Of course after the OTC quits making the shares available to trade, you will only be able to transfer your shares in a private transaction.
>>I hope our (wu's} attorney <<
From what I have seen (actually from a lack of what I have seen) Wu doesn't have an attorney. It appears that he is collecting names to trying entice an attorney to take the case. If there was an attorney he would be advertising for clients with large holdings like they do with other potential classactions. They would be looking for those with losses/damages exceeding $100,000 like most CA suits do. If you bought anytime after August 31st,2011 when the public disclosure statement came out, you were legally aware that the CTs were placed in class 10B and that document states that your estimated recovery was ZERO. Buying after you have no right to claim damages.
Run this by your attorney and you will find that what I say is true. If you signed on to this lawsuit and you think Wu does have an attorney then you should have that attorney's name/contact and you can seek an answer from him.

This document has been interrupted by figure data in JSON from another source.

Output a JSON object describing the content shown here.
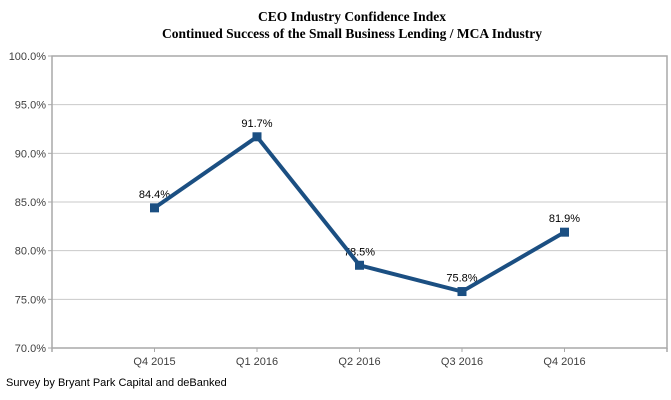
{
  "title": {
    "line1": "CEO Industry Confidence Index",
    "line2": "Continued Success of the Small Business Lending / MCA Industry"
  },
  "footer": "Survey by Bryant Park Capital and deBanked",
  "chart_data": {
    "type": "line",
    "title": "CEO Industry Confidence Index",
    "subtitle": "Continued Success of the Small Business Lending / MCA Industry",
    "xlabel": "",
    "ylabel": "",
    "categories": [
      "Q4 2015",
      "Q1 2016",
      "Q2 2016",
      "Q3 2016",
      "Q4 2016"
    ],
    "series": [
      {
        "name": "CEO Industry Confidence Index",
        "values": [
          84.4,
          91.7,
          78.5,
          75.8,
          81.9
        ],
        "data_labels": [
          "84.4%",
          "91.7%",
          "78.5%",
          "75.8%",
          "81.9%"
        ]
      }
    ],
    "ylim": [
      70,
      100
    ],
    "y_tick_step": 5,
    "y_tick_values": [
      100,
      95,
      90,
      85,
      80,
      75,
      70
    ],
    "y_tick_labels": [
      "100.0%",
      "95.0%",
      "90.0%",
      "85.0%",
      "80.0%",
      "75.0%",
      "70.0%"
    ],
    "grid": true,
    "legend": "none",
    "marker_style": "square",
    "annotation": "Survey by Bryant Park Capital and deBanked",
    "colors": {
      "line": "#1B4F82",
      "marker": "#1B4F82",
      "gridline": "#C9C9C9",
      "axis": "#A9A9A9",
      "axis_label": "#404040",
      "data_label": "#000000",
      "title": "#000000"
    }
  }
}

If you don't lose money occasionally you are not trading. The key thing is that I admitted I lost on that trade.
Anyway, TWGP has nothing to do with the CTs. If you disagree with something I said about the CTs then point out with what you disagree with. This BK has been going on for 10 years. The stocks has gone no where for the last five at least. Now someone wants holders to join a class action suit that has no standing to sue what so ever. If one should be weary of anyone it is those that have pumped this stock and have been wrong about seeing a recovery since 2012.
Get out with at least something before it goes dark in and untradable in September.

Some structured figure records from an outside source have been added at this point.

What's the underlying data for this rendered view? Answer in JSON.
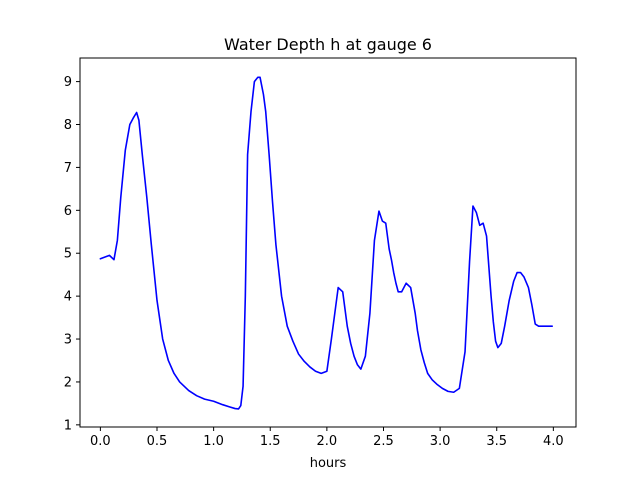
{
  "chart_data": {
    "type": "line",
    "title": "Water Depth h at gauge 6",
    "xlabel": "hours",
    "ylabel": "",
    "xlim": [
      -0.18,
      4.2
    ],
    "ylim": [
      0.95,
      9.55
    ],
    "grid": false,
    "xticks": [
      0.0,
      0.5,
      1.0,
      1.5,
      2.0,
      2.5,
      3.0,
      3.5,
      4.0
    ],
    "xtick_labels": [
      "0.0",
      "0.5",
      "1.0",
      "1.5",
      "2.0",
      "2.5",
      "3.0",
      "3.5",
      "4.0"
    ],
    "yticks": [
      1,
      2,
      3,
      4,
      5,
      6,
      7,
      8,
      9
    ],
    "ytick_labels": [
      "1",
      "2",
      "3",
      "4",
      "5",
      "6",
      "7",
      "8",
      "9"
    ],
    "series": [
      {
        "color": "#0000ff",
        "x": [
          0.0,
          0.05,
          0.08,
          0.12,
          0.15,
          0.18,
          0.22,
          0.26,
          0.29,
          0.32,
          0.34,
          0.37,
          0.41,
          0.45,
          0.5,
          0.55,
          0.6,
          0.65,
          0.7,
          0.78,
          0.85,
          0.92,
          1.0,
          1.08,
          1.14,
          1.19,
          1.22,
          1.24,
          1.26,
          1.28,
          1.3,
          1.33,
          1.36,
          1.39,
          1.41,
          1.44,
          1.46,
          1.49,
          1.52,
          1.55,
          1.6,
          1.65,
          1.7,
          1.75,
          1.8,
          1.85,
          1.9,
          1.95,
          2.0,
          2.04,
          2.07,
          2.1,
          2.14,
          2.18,
          2.21,
          2.24,
          2.27,
          2.3,
          2.34,
          2.38,
          2.42,
          2.46,
          2.49,
          2.52,
          2.55,
          2.57,
          2.59,
          2.61,
          2.63,
          2.66,
          2.7,
          2.74,
          2.78,
          2.8,
          2.83,
          2.86,
          2.89,
          2.93,
          2.97,
          3.02,
          3.07,
          3.12,
          3.17,
          3.22,
          3.26,
          3.29,
          3.32,
          3.35,
          3.38,
          3.41,
          3.43,
          3.45,
          3.47,
          3.49,
          3.51,
          3.54,
          3.57,
          3.61,
          3.65,
          3.68,
          3.71,
          3.74,
          3.78,
          3.81,
          3.84,
          3.87,
          3.9,
          3.93,
          3.96,
          3.99
        ],
        "y": [
          4.87,
          4.92,
          4.95,
          4.85,
          5.3,
          6.3,
          7.4,
          8.0,
          8.15,
          8.28,
          8.1,
          7.3,
          6.3,
          5.2,
          3.9,
          3.0,
          2.5,
          2.2,
          2.0,
          1.8,
          1.68,
          1.6,
          1.55,
          1.47,
          1.42,
          1.38,
          1.37,
          1.45,
          1.9,
          4.0,
          7.3,
          8.3,
          9.0,
          9.1,
          9.1,
          8.7,
          8.3,
          7.3,
          6.2,
          5.2,
          4.0,
          3.3,
          2.95,
          2.65,
          2.48,
          2.35,
          2.25,
          2.2,
          2.25,
          3.0,
          3.6,
          4.2,
          4.1,
          3.3,
          2.9,
          2.6,
          2.4,
          2.3,
          2.6,
          3.6,
          5.3,
          5.98,
          5.75,
          5.7,
          5.1,
          4.85,
          4.55,
          4.3,
          4.1,
          4.1,
          4.3,
          4.2,
          3.6,
          3.2,
          2.75,
          2.45,
          2.2,
          2.05,
          1.95,
          1.85,
          1.78,
          1.76,
          1.85,
          2.7,
          4.8,
          6.1,
          5.95,
          5.65,
          5.7,
          5.4,
          4.7,
          4.0,
          3.4,
          2.95,
          2.8,
          2.9,
          3.3,
          3.9,
          4.35,
          4.55,
          4.55,
          4.45,
          4.2,
          3.8,
          3.35,
          3.3,
          3.3,
          3.3,
          3.3,
          3.3
        ]
      }
    ]
  }
}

>>3) In the eye of the storm, LBHI created and issued new guarantees that improved the ranking of specific debt. <<
That is false and there is no documentation to support.
>>How bizzare and corrupt this is !<<
Nothing corrupt. Everything in the process is according to the book.
Sad thing about the shareholders here is that you don't see what you did wrong, nor know exactly what you own. The CTs are clearly subordinate to all other debt as clearly written in the prospectus. Instead of facing reality that you screwed up buying these shares, you want to claim being a victim to a corrupt system instead of believing the facts and learning from them.